Gelişmiş otomotiv alt yapısıyla dikkati çeken Bursa, Kocaeli, Kayseri ve Konya yeni Anadolu “Devrimi” için göreve hazır. Batılıların Henry Ford gibi öncülerle 20. yüzyılın ilk yıllarında başladığı otomobil serüveni, Türkiye'de yaklaşık 60 yıl sonra “Devrim” markasıyla şekil buldu. Türk mühendis ve işçisinin aynı zamanda hayalinin de adı olan “Devrim”, küçük bir ihmal sonucu büyük bir hayal kırıklığına dönüştü. Bu öyle bir hayal kırıklığıydı ki koskoca bir milleti onlarca yıl yerli otomobil üretme fikrinden uzak tuttu. Yaşadığı hayal kırıklığına rağmen yeniliklere ayak uyduran ve birçok alanda dünya ile yarışan Anadolu insanı, “Devrim” ile başlayıp yarım kalan yerli otomobil işini artık tamamlamak istiyor. Renault markasının üretimine ev sahipliği yapmaya başlayarak otomotiv sektörüne giren Türkiye, bugün otomobil, kamyon, otobüs, kamyonet ve traktör üretimleriyle yılda 1 milyon adedi aşan imalatıyla dikkati çekiyor. Fransız Renault'un dışında, Güney Koreli Hyundai, İtalyan Fiat ve Japon Toyota gibi otomotiv devlerine üretim yapan Türk otomotiv sektörü, artık kendi markasına hizmet etmek istiyor.

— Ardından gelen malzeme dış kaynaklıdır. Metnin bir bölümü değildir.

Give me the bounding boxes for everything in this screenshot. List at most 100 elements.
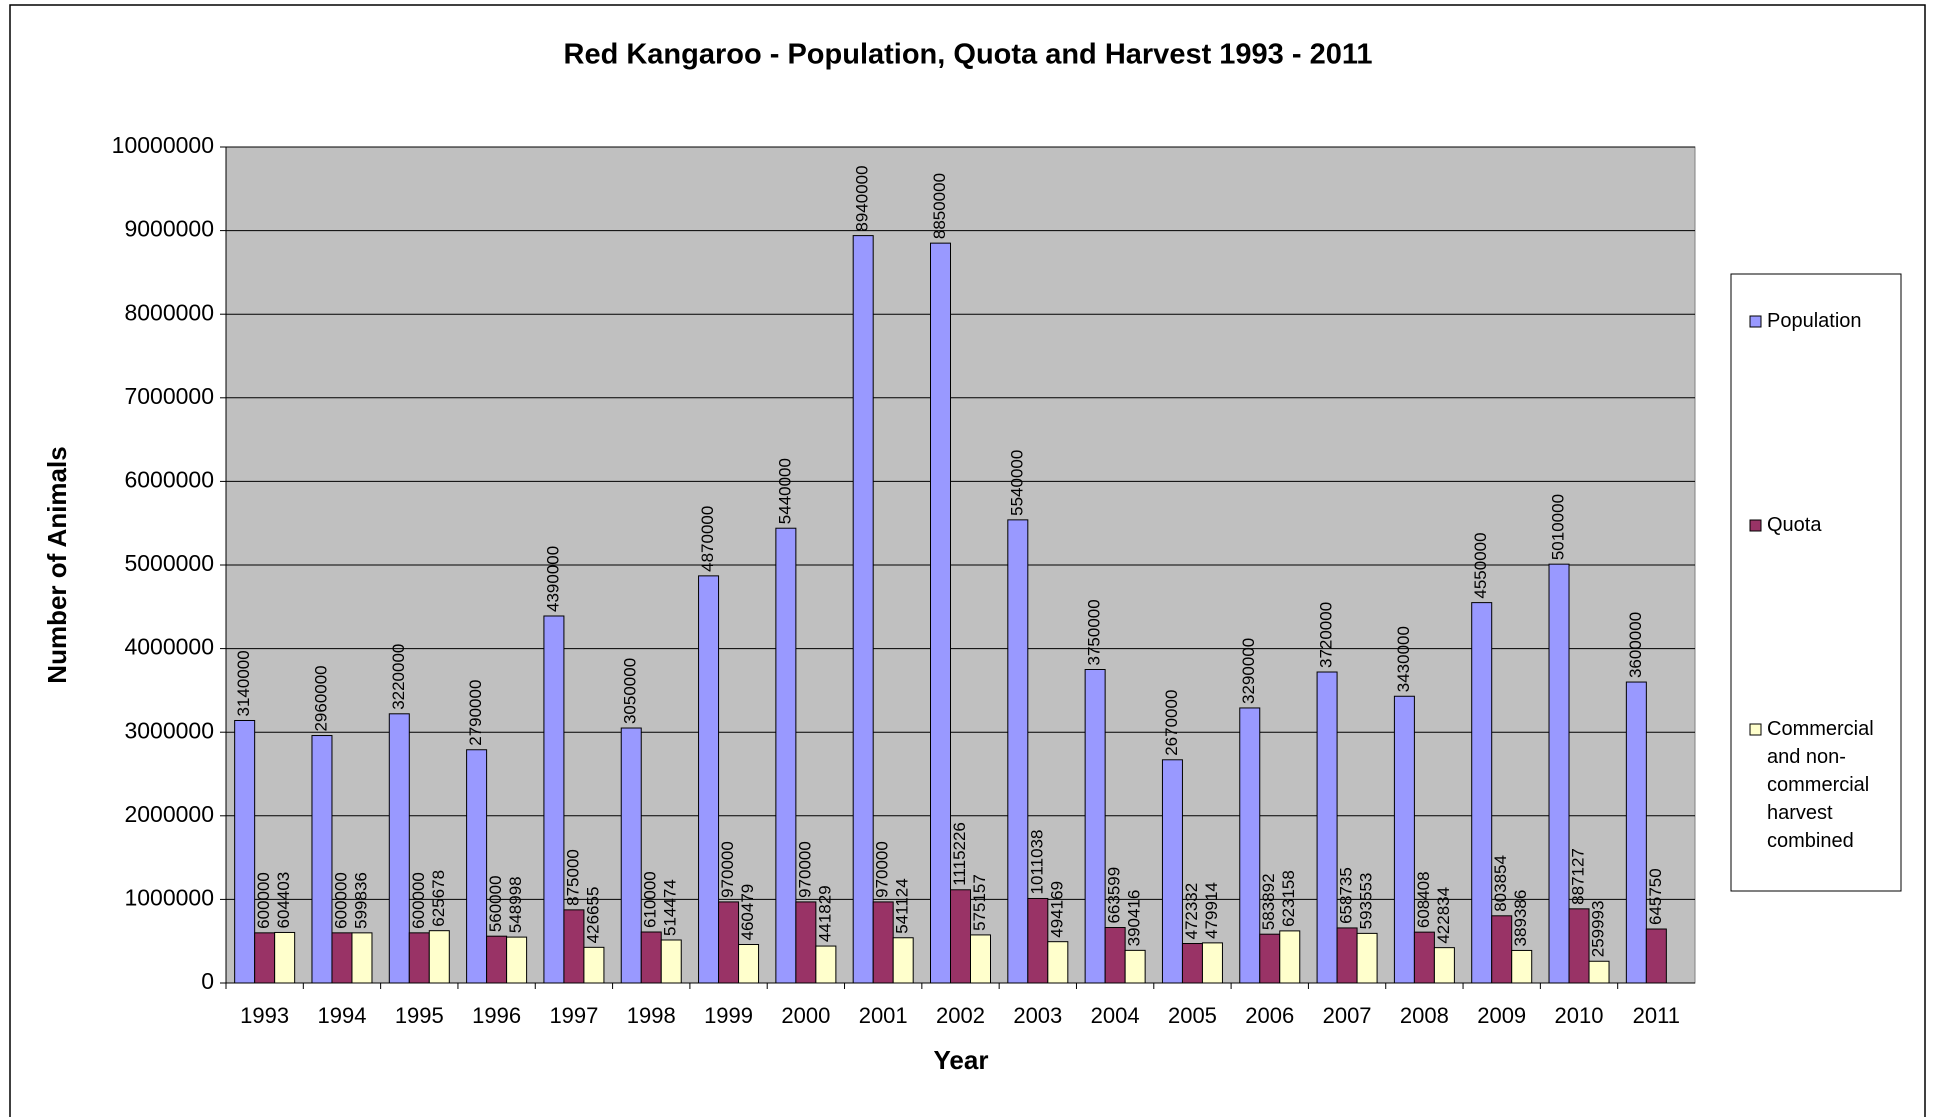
x-tick-label: 2001 — [859, 1003, 908, 1028]
x-tick-label: 2000 — [781, 1003, 830, 1028]
x-tick-label: 1994 — [317, 1003, 366, 1028]
data-label: 625678 — [429, 870, 448, 927]
bar — [274, 931, 296, 984]
y-tick-label: 9000000 — [124, 216, 214, 242]
bar — [852, 235, 874, 984]
data-label: 259993 — [1589, 901, 1608, 958]
x-tick-label: 1998 — [627, 1003, 676, 1028]
bar — [1239, 707, 1261, 984]
bar — [1316, 671, 1338, 984]
data-label: 970000 — [873, 841, 892, 898]
data-label: 803854 — [1491, 855, 1510, 912]
y-tick-label: 1000000 — [124, 884, 214, 910]
data-label: 3600000 — [1626, 612, 1645, 678]
bar — [1336, 927, 1358, 984]
bar — [351, 932, 373, 984]
bar — [930, 242, 951, 984]
data-label: 600000 — [409, 872, 428, 929]
bar — [543, 615, 565, 984]
data-label: 970000 — [718, 841, 737, 898]
legend-swatch — [1749, 723, 1762, 736]
data-label: 658735 — [1337, 867, 1356, 924]
y-tick-label: 2000000 — [124, 801, 214, 827]
bar — [1491, 915, 1513, 984]
x-tick-label: 1997 — [549, 1003, 598, 1028]
data-label: 1115226 — [950, 822, 969, 886]
bar — [815, 945, 837, 984]
bar — [1084, 669, 1106, 984]
data-label: 600000 — [254, 872, 273, 929]
x-tick-label: 2009 — [1477, 1003, 1526, 1028]
bar — [1181, 943, 1203, 984]
data-label: 970000 — [795, 841, 814, 898]
bar — [1548, 563, 1570, 984]
x-tick-label: 1996 — [472, 1003, 521, 1028]
data-label: 3750000 — [1085, 599, 1104, 665]
data-label: 3720000 — [1317, 602, 1336, 668]
data-label: 4870000 — [698, 506, 717, 572]
bar — [583, 946, 605, 984]
data-label: 479914 — [1202, 882, 1221, 939]
data-label: 2670000 — [1162, 690, 1181, 756]
data-label: 2960000 — [311, 665, 330, 731]
y-tick-label: 3000000 — [124, 717, 214, 743]
bar — [1588, 960, 1610, 984]
data-label: 541124 — [893, 878, 912, 933]
bar — [1279, 930, 1301, 984]
legend-entry: Quota — [1767, 514, 1821, 536]
data-label: 663599 — [1105, 867, 1124, 924]
y-tick-label: 7000000 — [124, 383, 214, 409]
data-label: 390416 — [1125, 890, 1144, 947]
data-label: 8940000 — [853, 165, 872, 231]
data-label: 3050000 — [621, 658, 640, 724]
x-tick-label: 1995 — [395, 1003, 444, 1028]
data-label: 875000 — [563, 849, 582, 906]
data-label: 441829 — [815, 885, 834, 942]
data-label: 8850000 — [930, 173, 949, 239]
x-tick-label: 2006 — [1245, 1003, 1294, 1028]
legend-swatch — [1749, 519, 1762, 532]
data-label: 4390000 — [543, 546, 562, 612]
bar — [950, 889, 971, 984]
y-tick-label: 10000000 — [112, 132, 214, 158]
data-label: 599836 — [351, 872, 370, 929]
bar — [1645, 928, 1667, 984]
data-label: 610000 — [641, 871, 660, 928]
legend-label: Population — [1767, 310, 1862, 332]
bar — [1201, 942, 1223, 984]
data-label: 1011038 — [1027, 830, 1046, 895]
y-axis-label: Number of Animals — [42, 446, 72, 683]
bar — [1471, 602, 1493, 984]
bar — [1393, 695, 1415, 984]
x-tick-label: 2003 — [1013, 1003, 1062, 1028]
x-tick-label: 2010 — [1555, 1003, 1604, 1028]
data-label: 548998 — [506, 876, 525, 933]
bar — [1625, 681, 1647, 984]
y-tick-label: 4000000 — [124, 634, 214, 660]
bar — [311, 735, 333, 984]
bar — [254, 932, 276, 984]
bar — [698, 575, 720, 984]
data-label: 5010000 — [1549, 494, 1568, 560]
bar — [1124, 949, 1146, 984]
y-tick-label: 8000000 — [124, 299, 214, 325]
chart-title: Red Kangaroo - Population, Quota and Har… — [564, 39, 1373, 71]
x-tick-label: 2007 — [1323, 1003, 1372, 1028]
data-label: 583892 — [1259, 873, 1278, 930]
bar — [331, 932, 353, 984]
bar — [892, 937, 914, 984]
bar — [660, 939, 682, 984]
legend-entry: Commercial and non-commercial harvest co… — [1767, 718, 1874, 852]
y-tick-label: 5000000 — [124, 550, 214, 576]
x-tick-label: 2004 — [1091, 1003, 1140, 1028]
y-tick-label: 0 — [201, 968, 214, 994]
data-label: 887127 — [1569, 848, 1588, 905]
bar — [718, 901, 740, 984]
bar — [640, 931, 662, 984]
bar — [506, 936, 528, 984]
bar — [1027, 897, 1049, 984]
data-label: 3430000 — [1394, 626, 1413, 692]
bar — [466, 749, 488, 984]
bar — [1007, 519, 1029, 984]
x-tick-label: 1999 — [704, 1003, 753, 1028]
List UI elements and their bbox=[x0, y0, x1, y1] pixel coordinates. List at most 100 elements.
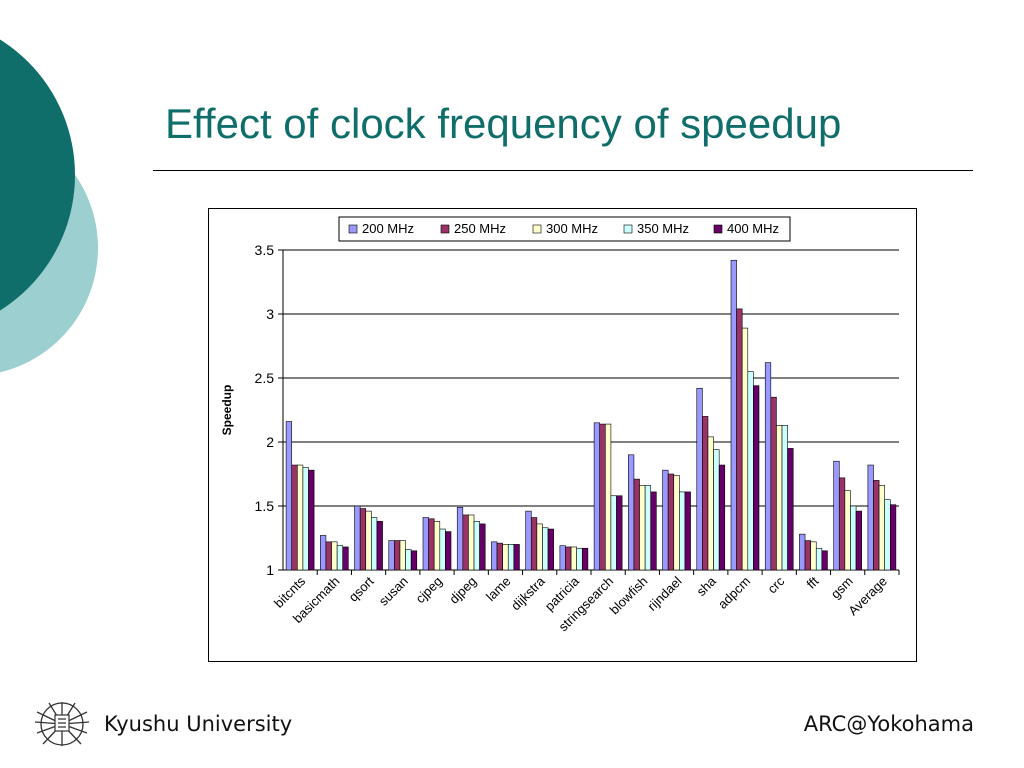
bar bbox=[616, 495, 623, 571]
bar bbox=[605, 423, 612, 571]
bar bbox=[371, 517, 378, 571]
bar bbox=[764, 362, 772, 571]
bar bbox=[776, 425, 783, 571]
bar bbox=[679, 491, 686, 571]
bar bbox=[730, 259, 737, 571]
y-axis-label: Speedup bbox=[220, 385, 234, 436]
bar bbox=[878, 485, 885, 571]
legend-swatch bbox=[440, 224, 450, 234]
x-tick-label: crc bbox=[764, 573, 787, 596]
bar bbox=[394, 540, 401, 571]
x-tick-label: gsm bbox=[828, 574, 856, 602]
legend-swatch bbox=[532, 224, 542, 234]
bar bbox=[297, 464, 304, 571]
bar bbox=[479, 523, 486, 571]
bar bbox=[770, 396, 777, 571]
bar bbox=[445, 531, 452, 571]
legend-swatch bbox=[623, 224, 633, 234]
bar bbox=[473, 521, 480, 571]
bar bbox=[542, 527, 549, 571]
bar bbox=[610, 495, 617, 571]
bar bbox=[667, 473, 675, 571]
bar bbox=[799, 533, 806, 571]
university-logo-icon bbox=[34, 702, 90, 746]
bar bbox=[662, 469, 669, 571]
bar bbox=[684, 491, 691, 571]
legend-label: 400 MHz bbox=[727, 221, 779, 236]
y-tick-label: 1.5 bbox=[255, 498, 275, 514]
bar bbox=[650, 491, 657, 571]
bar bbox=[496, 542, 503, 571]
bar bbox=[593, 422, 601, 571]
bar bbox=[422, 517, 429, 571]
y-tick-label: 1 bbox=[266, 562, 274, 578]
bar bbox=[804, 540, 811, 571]
bar bbox=[639, 485, 646, 571]
bar bbox=[599, 423, 606, 571]
bar bbox=[702, 416, 709, 571]
bar bbox=[399, 540, 406, 571]
bar bbox=[753, 385, 760, 571]
x-tick-label: dijkstra bbox=[508, 573, 548, 613]
bar bbox=[833, 460, 840, 571]
x-tick-label: djpeg bbox=[446, 574, 479, 607]
bar bbox=[320, 535, 327, 571]
x-tick-label: susan bbox=[376, 574, 411, 609]
bar bbox=[433, 521, 441, 571]
bar bbox=[291, 464, 298, 571]
bar bbox=[365, 510, 372, 571]
bar bbox=[325, 541, 332, 571]
bar bbox=[815, 547, 823, 571]
bar bbox=[336, 545, 344, 571]
bar bbox=[439, 528, 446, 571]
bar bbox=[462, 514, 469, 571]
bar bbox=[628, 454, 635, 571]
bar bbox=[331, 541, 338, 571]
x-tick-label: blowfish bbox=[607, 574, 651, 618]
bar bbox=[707, 436, 714, 571]
bar bbox=[559, 545, 566, 571]
x-tick-label: qsort bbox=[346, 573, 377, 604]
bar bbox=[838, 477, 846, 571]
bar bbox=[302, 467, 309, 571]
x-tick-label: cjpeg bbox=[413, 574, 446, 607]
bar bbox=[468, 514, 475, 571]
bar bbox=[285, 421, 293, 571]
bar bbox=[513, 544, 520, 571]
y-tick-label: 3.5 bbox=[255, 242, 275, 258]
legend-label: 200 MHz bbox=[362, 221, 414, 236]
bar bbox=[673, 474, 680, 571]
bar bbox=[525, 510, 532, 571]
bar bbox=[502, 544, 509, 571]
bar bbox=[821, 550, 828, 571]
x-tick-label: lame bbox=[483, 574, 514, 605]
bar bbox=[867, 464, 874, 571]
footer-institution: Kyushu University bbox=[104, 712, 293, 736]
bar bbox=[530, 517, 538, 571]
legend-label: 250 MHz bbox=[454, 221, 506, 236]
bar bbox=[855, 510, 862, 571]
x-tick-label: fft bbox=[803, 573, 821, 591]
bar bbox=[718, 464, 726, 571]
bar bbox=[696, 387, 703, 571]
x-tick-label: sha bbox=[693, 573, 719, 599]
bar bbox=[507, 544, 515, 571]
bar bbox=[787, 448, 794, 571]
legend-label: 350 MHz bbox=[637, 221, 689, 236]
bar bbox=[359, 508, 367, 571]
bar bbox=[889, 504, 897, 571]
bar bbox=[873, 480, 880, 571]
bar bbox=[428, 518, 435, 571]
bar bbox=[713, 449, 720, 571]
x-tick-label: Average bbox=[845, 574, 890, 619]
bar bbox=[536, 523, 543, 571]
legend-box bbox=[338, 216, 791, 242]
bar bbox=[844, 490, 851, 571]
bar bbox=[736, 308, 743, 571]
bar bbox=[810, 541, 817, 571]
bar bbox=[456, 506, 464, 571]
bar bbox=[354, 505, 361, 571]
bar bbox=[405, 549, 412, 571]
legend-swatch bbox=[713, 224, 723, 234]
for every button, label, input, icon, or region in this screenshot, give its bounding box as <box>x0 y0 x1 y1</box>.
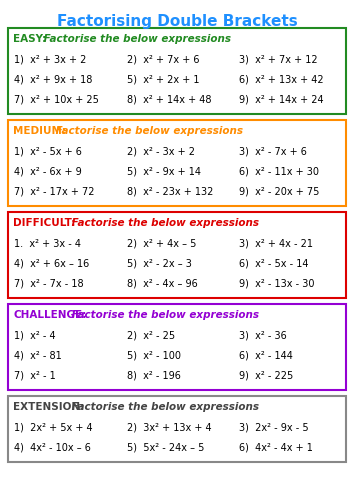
Bar <box>8 304 346 390</box>
Text: 6)  x² - 11x + 30: 6) x² - 11x + 30 <box>239 167 319 177</box>
Text: 1)  x² - 5x + 6: 1) x² - 5x + 6 <box>14 147 82 157</box>
Text: 5)  x² - 9x + 14: 5) x² - 9x + 14 <box>127 167 201 177</box>
Text: 3)  x² + 4x - 21: 3) x² + 4x - 21 <box>239 239 313 249</box>
Text: EXTENSION:: EXTENSION: <box>13 402 84 412</box>
Text: 9)  x² + 14x + 24: 9) x² + 14x + 24 <box>239 95 324 105</box>
Bar <box>8 28 346 114</box>
Text: 4)  4x² - 10x – 6: 4) 4x² - 10x – 6 <box>14 443 91 453</box>
Text: 1)  x² - 4: 1) x² - 4 <box>14 331 56 341</box>
Text: Factorise the below expressions: Factorise the below expressions <box>68 218 259 228</box>
Text: Factorising Double Brackets: Factorising Double Brackets <box>57 14 297 29</box>
Text: CHALLENGE:: CHALLENGE: <box>13 310 86 320</box>
Text: 5)  x² + 2x + 1: 5) x² + 2x + 1 <box>127 75 199 85</box>
Text: 3)  2x² - 9x - 5: 3) 2x² - 9x - 5 <box>239 423 309 433</box>
Text: 6)  x² - 144: 6) x² - 144 <box>239 351 293 361</box>
Text: 8)  x² + 14x + 48: 8) x² + 14x + 48 <box>127 95 211 105</box>
Text: 2)  x² - 25: 2) x² - 25 <box>127 331 175 341</box>
Text: 2)  x² + 4x – 5: 2) x² + 4x – 5 <box>127 239 196 249</box>
Text: 5)  5x² - 24x – 5: 5) 5x² - 24x – 5 <box>127 443 204 453</box>
Text: 8)  x² - 4x – 96: 8) x² - 4x – 96 <box>127 279 198 289</box>
Text: 1.  x² + 3x - 4: 1. x² + 3x - 4 <box>14 239 81 249</box>
Text: 2)  3x² + 13x + 4: 2) 3x² + 13x + 4 <box>127 423 211 433</box>
Text: 1)  2x² + 5x + 4: 1) 2x² + 5x + 4 <box>14 423 93 433</box>
Text: Factorise the below expressions: Factorise the below expressions <box>51 126 242 136</box>
Text: 3)  x² + 7x + 12: 3) x² + 7x + 12 <box>239 55 318 65</box>
Text: Factorise the below expressions: Factorise the below expressions <box>68 402 259 412</box>
Text: 2)  x² + 7x + 6: 2) x² + 7x + 6 <box>127 55 199 65</box>
Text: 6)  4x² - 4x + 1: 6) 4x² - 4x + 1 <box>239 443 313 453</box>
Text: 4)  x² + 6x – 16: 4) x² + 6x – 16 <box>14 259 89 269</box>
Text: 7)  x² + 10x + 25: 7) x² + 10x + 25 <box>14 95 99 105</box>
Text: 6)  x² + 13x + 42: 6) x² + 13x + 42 <box>239 75 324 85</box>
Text: DIFFICULT:: DIFFICULT: <box>13 218 75 228</box>
Text: 3)  x² - 7x + 6: 3) x² - 7x + 6 <box>239 147 307 157</box>
Bar <box>8 120 346 206</box>
Text: Factorise the below expressions: Factorise the below expressions <box>40 34 232 44</box>
Text: 5)  x² - 100: 5) x² - 100 <box>127 351 181 361</box>
Text: 2)  x² - 3x + 2: 2) x² - 3x + 2 <box>127 147 195 157</box>
Text: 3)  x² - 36: 3) x² - 36 <box>239 331 287 341</box>
Text: 9)  x² - 13x - 30: 9) x² - 13x - 30 <box>239 279 315 289</box>
Text: 1)  x² + 3x + 2: 1) x² + 3x + 2 <box>14 55 86 65</box>
Text: Factorise the below expressions: Factorise the below expressions <box>68 310 259 320</box>
Text: 7)  x² - 17x + 72: 7) x² - 17x + 72 <box>14 187 95 197</box>
Text: 4)  x² + 9x + 18: 4) x² + 9x + 18 <box>14 75 92 85</box>
Text: 6)  x² - 5x - 14: 6) x² - 5x - 14 <box>239 259 309 269</box>
Text: 8)  x² - 23x + 132: 8) x² - 23x + 132 <box>127 187 213 197</box>
Text: 8)  x² - 196: 8) x² - 196 <box>127 371 181 381</box>
Text: MEDIUM:: MEDIUM: <box>13 126 66 136</box>
Text: 7)  x² - 7x - 18: 7) x² - 7x - 18 <box>14 279 84 289</box>
Text: 7)  x² - 1: 7) x² - 1 <box>14 371 56 381</box>
Bar <box>8 212 346 298</box>
Text: 9)  x² - 225: 9) x² - 225 <box>239 371 293 381</box>
Text: 4)  x² - 81: 4) x² - 81 <box>14 351 62 361</box>
Text: 9)  x² - 20x + 75: 9) x² - 20x + 75 <box>239 187 320 197</box>
Text: EASY:: EASY: <box>13 34 46 44</box>
Text: 5)  x² - 2x – 3: 5) x² - 2x – 3 <box>127 259 192 269</box>
Bar <box>8 396 346 462</box>
Text: 4)  x² - 6x + 9: 4) x² - 6x + 9 <box>14 167 82 177</box>
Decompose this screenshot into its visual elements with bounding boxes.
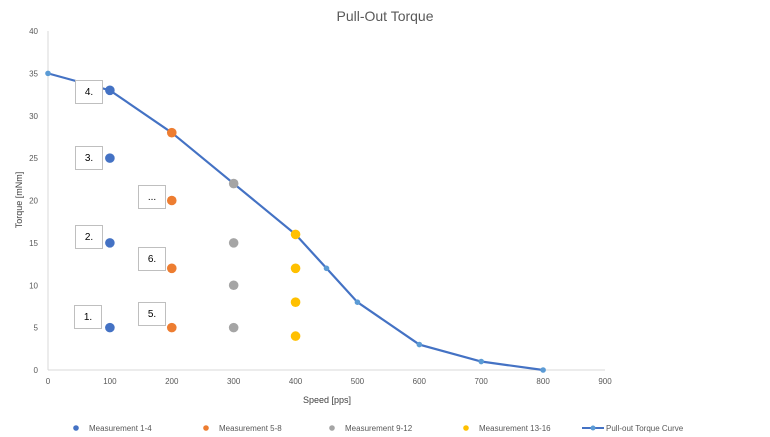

Bursa, Kocaeli, Kayseri ve Konya başta olmak üzere birçok şehirde cıvatadan, fara, koltuktan, vites kutusuna kadar otomobil için gerekli parçaların yüzde 90'ını üreten Türk işçisi ise bilgisi ve tecrübesiyle vardiyaya dünden hazır.
BÜYÜKHELVACIGİL: ANA ÜRETİMİ RAHAT KALDIRIRIZ
Konya Sanayi Odası Başkanı Tahir Büyükhelvacıgil ise Türkiye'nin yerli araç üretme hedefine katkıda bulunmaya hazır olduklarını dile getirerek, şunları söyledi: “Otomotiv yan sanayinde Türkiye'nin en önemli motor supap, motor piston, dişli ve conta fabrikaları Konya'da bulunmakta. Özellikle oto kaloriferi, fren ve aksamları, hidrolik pompa, süspansiyon parçaları, oto cam ile döküm ve dövme parçalar başta olmak her türlü yedek parça ilimizde rahatlıkla üretiliyor. Konya, çok rahat otomotiv ana sanayi yatırımını kaldıracak bir yapıya da sahip.”